There Was A Country by Chinua Achebe

[[chinua-achebe-rev]]Chinua Achebe’s latest book is more than a memoir, more than a history, more than the sum of its parts. There Was a Country is a beautifully woven tapestry, an incantation; it is brave; it is sad and perceptive; it is an epitaph for the nation that seceded from Nigeria in 1967. It is Achebe’s account of the war which then ensued, one of the twentieth century’s greatest humanitarian disasters.

Achebe is a master storyteller. His style is deceptively simple – almost fable-like – and quietly passionate. The chapters are generally short: some of them feel like they’re part of a novel; others are explorations of the artist’s role in times of war, and feel more like personal essays in tone. Poems written during the war are nested between interviews with the key players in the conflict. Though this ‘almost’ memoir of the Nigerian–Biafran War sometimes feels disordered, it ultimately works to create a clear-sighted, prismatic picture of Nigeria’s descent from post-independence hope to tragedy, and the colossal mistakes made along the way.
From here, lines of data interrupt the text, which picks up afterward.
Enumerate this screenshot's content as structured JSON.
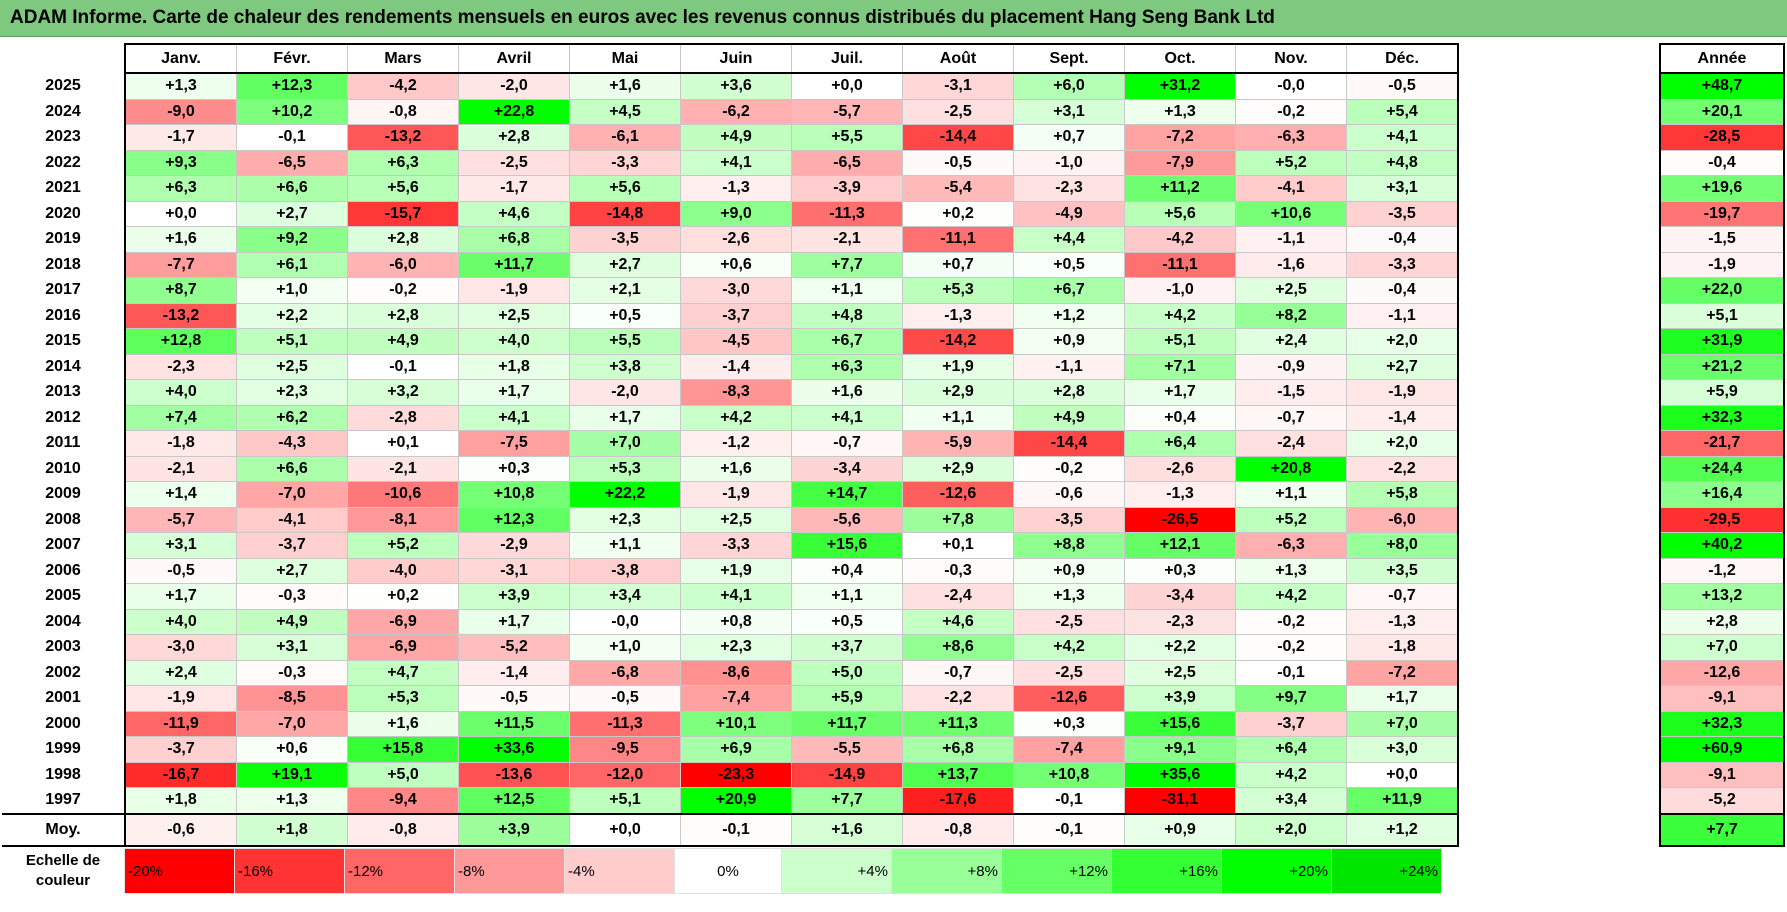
{
  "title": "ADAM Informe. Carte de chaleur des rendements mensuels en euros avec les revenus connus distribués du placement Hang Seng Bank Ltd",
  "chart_data": {
    "type": "heatmap",
    "title": "ADAM Informe. Carte de chaleur des rendements mensuels en euros avec les revenus connus distribués du placement Hang Seng Bank Ltd",
    "months": [
      "Janv.",
      "Févr.",
      "Mars",
      "Avril",
      "Mai",
      "Juin",
      "Juil.",
      "Août",
      "Sept.",
      "Oct.",
      "Nov.",
      "Déc."
    ],
    "year_column_label": "Année",
    "average_row_label": "Moy.",
    "rows": [
      {
        "year": "2025",
        "values": [
          "+1,3",
          "+12,3",
          "-4,2",
          "-2,0",
          "+1,6",
          "+3,6",
          "+0,0",
          "-3,1",
          "+6,0",
          "+31,2",
          "-0,0",
          "-0,5"
        ],
        "annual": "+48,7"
      },
      {
        "year": "2024",
        "values": [
          "-9,0",
          "+10,2",
          "-0,8",
          "+22,8",
          "+4,5",
          "-6,2",
          "-5,7",
          "-2,5",
          "+3,1",
          "+1,3",
          "-0,2",
          "+5,4"
        ],
        "annual": "+20,1"
      },
      {
        "year": "2023",
        "values": [
          "-1,7",
          "-0,1",
          "-13,2",
          "+2,8",
          "-6,1",
          "+4,9",
          "+5,5",
          "-14,4",
          "+0,7",
          "-7,2",
          "-6,3",
          "+4,1"
        ],
        "annual": "-28,5"
      },
      {
        "year": "2022",
        "values": [
          "+9,3",
          "-6,5",
          "+6,3",
          "-2,5",
          "-3,3",
          "+4,1",
          "-6,5",
          "-0,5",
          "-1,0",
          "-7,9",
          "+5,2",
          "+4,8"
        ],
        "annual": "-0,4"
      },
      {
        "year": "2021",
        "values": [
          "+6,3",
          "+6,6",
          "+5,6",
          "-1,7",
          "+5,6",
          "-1,3",
          "-3,9",
          "-5,4",
          "-2,3",
          "+11,2",
          "-4,1",
          "+3,1"
        ],
        "annual": "+19,6"
      },
      {
        "year": "2020",
        "values": [
          "+0,0",
          "+2,7",
          "-15,7",
          "+4,6",
          "-14,8",
          "+9,0",
          "-11,3",
          "+0,2",
          "-4,9",
          "+5,6",
          "+10,6",
          "-3,5"
        ],
        "annual": "-19,7"
      },
      {
        "year": "2019",
        "values": [
          "+1,6",
          "+9,2",
          "+2,8",
          "+6,8",
          "-3,5",
          "-2,6",
          "-2,1",
          "-11,1",
          "+4,4",
          "-4,2",
          "-1,1",
          "-0,4"
        ],
        "annual": "-1,5"
      },
      {
        "year": "2018",
        "values": [
          "-7,7",
          "+6,1",
          "-6,0",
          "+11,7",
          "+2,7",
          "+0,6",
          "+7,7",
          "+0,7",
          "+0,5",
          "-11,1",
          "-1,6",
          "-3,3"
        ],
        "annual": "-1,9"
      },
      {
        "year": "2017",
        "values": [
          "+8,7",
          "+1,0",
          "-0,2",
          "-1,9",
          "+2,1",
          "-3,0",
          "+1,1",
          "+5,3",
          "+6,7",
          "-1,0",
          "+2,5",
          "-0,4"
        ],
        "annual": "+22,0"
      },
      {
        "year": "2016",
        "values": [
          "-13,2",
          "+2,2",
          "+2,8",
          "+2,5",
          "+0,5",
          "-3,7",
          "+4,8",
          "-1,3",
          "+1,2",
          "+4,2",
          "+8,2",
          "-1,1"
        ],
        "annual": "+5,1"
      },
      {
        "year": "2015",
        "values": [
          "+12,8",
          "+5,1",
          "+4,9",
          "+4,0",
          "+5,5",
          "-4,5",
          "+6,7",
          "-14,2",
          "+0,9",
          "+5,1",
          "+2,4",
          "+2,0"
        ],
        "annual": "+31,9"
      },
      {
        "year": "2014",
        "values": [
          "-2,3",
          "+2,5",
          "-0,1",
          "+1,8",
          "+3,8",
          "-1,4",
          "+6,3",
          "+1,9",
          "-1,1",
          "+7,1",
          "-0,9",
          "+2,7"
        ],
        "annual": "+21,2"
      },
      {
        "year": "2013",
        "values": [
          "+4,0",
          "+2,3",
          "+3,2",
          "+1,7",
          "-2,0",
          "-8,3",
          "+1,6",
          "+2,9",
          "+2,8",
          "+1,7",
          "-1,5",
          "-1,9"
        ],
        "annual": "+5,9"
      },
      {
        "year": "2012",
        "values": [
          "+7,4",
          "+6,2",
          "-2,8",
          "+4,1",
          "+1,7",
          "+4,2",
          "+4,1",
          "+1,1",
          "+4,9",
          "+0,4",
          "-0,7",
          "-1,4"
        ],
        "annual": "+32,3"
      },
      {
        "year": "2011",
        "values": [
          "-1,8",
          "-4,3",
          "+0,1",
          "-7,5",
          "+7,0",
          "-1,2",
          "-0,7",
          "-5,9",
          "-14,4",
          "+6,4",
          "-2,4",
          "+2,0"
        ],
        "annual": "-21,7"
      },
      {
        "year": "2010",
        "values": [
          "-2,1",
          "+6,6",
          "-2,1",
          "+0,3",
          "+5,3",
          "+1,6",
          "-3,4",
          "+2,9",
          "-0,2",
          "-2,6",
          "+20,8",
          "-2,2"
        ],
        "annual": "+24,4"
      },
      {
        "year": "2009",
        "values": [
          "+1,4",
          "-7,0",
          "-10,6",
          "+10,8",
          "+22,2",
          "-1,9",
          "+14,7",
          "-12,6",
          "-0,6",
          "-1,3",
          "+1,1",
          "+5,8"
        ],
        "annual": "+16,4"
      },
      {
        "year": "2008",
        "values": [
          "-5,7",
          "-4,1",
          "-8,1",
          "+12,3",
          "+2,3",
          "+2,5",
          "-5,6",
          "+7,8",
          "-3,5",
          "-26,5",
          "+5,2",
          "-6,0"
        ],
        "annual": "-29,5"
      },
      {
        "year": "2007",
        "values": [
          "+3,1",
          "-3,7",
          "+5,2",
          "-2,9",
          "+1,1",
          "-3,3",
          "+15,6",
          "+0,1",
          "+8,8",
          "+12,1",
          "-6,3",
          "+8,0"
        ],
        "annual": "+40,2"
      },
      {
        "year": "2006",
        "values": [
          "-0,5",
          "+2,7",
          "-4,0",
          "-3,1",
          "-3,8",
          "+1,9",
          "+0,4",
          "-0,3",
          "+0,9",
          "+0,3",
          "+1,3",
          "+3,5"
        ],
        "annual": "-1,2"
      },
      {
        "year": "2005",
        "values": [
          "+1,7",
          "-0,3",
          "+0,2",
          "+3,9",
          "+3,4",
          "+4,1",
          "+1,1",
          "-2,4",
          "+1,3",
          "-3,4",
          "+4,2",
          "-0,7"
        ],
        "annual": "+13,2"
      },
      {
        "year": "2004",
        "values": [
          "+4,0",
          "+4,9",
          "-6,9",
          "+1,7",
          "-0,0",
          "+0,8",
          "+0,5",
          "+4,6",
          "-2,5",
          "-2,3",
          "-0,2",
          "-1,3"
        ],
        "annual": "+2,8"
      },
      {
        "year": "2003",
        "values": [
          "-3,0",
          "+3,1",
          "-6,9",
          "-5,2",
          "+1,0",
          "+2,3",
          "+3,7",
          "+8,6",
          "+4,2",
          "+2,2",
          "-0,2",
          "-1,8"
        ],
        "annual": "+7,0"
      },
      {
        "year": "2002",
        "values": [
          "+2,4",
          "-0,3",
          "+4,7",
          "-1,4",
          "-6,8",
          "-8,6",
          "+5,0",
          "-0,7",
          "-2,5",
          "+2,5",
          "-0,1",
          "-7,2"
        ],
        "annual": "-12,6"
      },
      {
        "year": "2001",
        "values": [
          "-1,9",
          "-8,5",
          "+5,3",
          "-0,5",
          "-0,5",
          "-7,4",
          "+5,9",
          "-2,2",
          "-12,6",
          "+3,9",
          "+9,7",
          "+1,7"
        ],
        "annual": "-9,1"
      },
      {
        "year": "2000",
        "values": [
          "-11,9",
          "-7,0",
          "+1,6",
          "+11,5",
          "-11,3",
          "+10,1",
          "+11,7",
          "+11,3",
          "+0,3",
          "+15,6",
          "-3,7",
          "+7,0"
        ],
        "annual": "+32,3"
      },
      {
        "year": "1999",
        "values": [
          "-3,7",
          "+0,6",
          "+15,8",
          "+33,6",
          "-9,5",
          "+6,9",
          "-5,5",
          "+6,8",
          "-7,4",
          "+9,1",
          "+6,4",
          "+3,0"
        ],
        "annual": "+60,9"
      },
      {
        "year": "1998",
        "values": [
          "-16,7",
          "+19,1",
          "+5,0",
          "-13,6",
          "-12,0",
          "-23,3",
          "-14,9",
          "+13,7",
          "+10,8",
          "+35,6",
          "+4,2",
          "+0,0"
        ],
        "annual": "-9,1"
      },
      {
        "year": "1997",
        "values": [
          "+1,8",
          "+1,3",
          "-9,4",
          "+12,5",
          "+5,1",
          "+20,9",
          "+7,7",
          "-17,6",
          "-0,1",
          "-31,1",
          "+3,4",
          "+11,9"
        ],
        "annual": "-5,2"
      }
    ],
    "averages": {
      "values": [
        "-0,6",
        "+1,8",
        "-0,8",
        "+3,9",
        "+0,0",
        "-0,1",
        "+1,6",
        "-0,8",
        "-0,1",
        "+0,9",
        "+2,0",
        "+1,2"
      ],
      "annual": "+7,7"
    },
    "color_scale": {
      "label": "Echelle de couleur",
      "stops": [
        {
          "text": "-20%",
          "value": -20,
          "color": "#ff0000"
        },
        {
          "text": "-16%",
          "value": -16,
          "color": "#ff3333"
        },
        {
          "text": "-12%",
          "value": -12,
          "color": "#ff6666"
        },
        {
          "text": "-8%",
          "value": -8,
          "color": "#ff9999"
        },
        {
          "text": "-4%",
          "value": -4,
          "color": "#ffcccc"
        },
        {
          "text": "0%",
          "value": 0,
          "color": "#ffffff"
        },
        {
          "text": "+4%",
          "value": 4,
          "color": "#ccffcc"
        },
        {
          "text": "+8%",
          "value": 8,
          "color": "#99ff99"
        },
        {
          "text": "+12%",
          "value": 12,
          "color": "#66ff66"
        },
        {
          "text": "+16%",
          "value": 16,
          "color": "#33ff33"
        },
        {
          "text": "+20%",
          "value": 20,
          "color": "#00ff00"
        },
        {
          "text": "+24%",
          "value": 24,
          "color": "#00e600"
        }
      ]
    }
  }
}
Historical analysis takes up most of the middle portion of the book. These chapters are well-researched and factual (he cites a range of sources) and, like the rest of Achebe’s writing, they are succinct, pithy. Throughout, glimpses of Achebe’s personal experience of the horror are revealed, and these stories too are told – of course – with brevity, stoically and quietly.

There are claims that Achebe’s account is partisan and polemical. The outcry against the book in Nigeria has some people calling for his classic Things Fall Apart to be banned in Nigerian schools. Perhaps There Was a Country leans toward a Biafran viewpoint, perhaps. After all, its author was Biafra’s roving ambassador during the war and he even chaired a committee charged with writing a constitution for the country. Perhaps it does, but though it is one man’s account, it goes deeper, offering multiple perspectives of a story that must be told. Above all else, it is Achebe’s eloquent plea for a better Nigeria today. It is a sad story, beautifully told.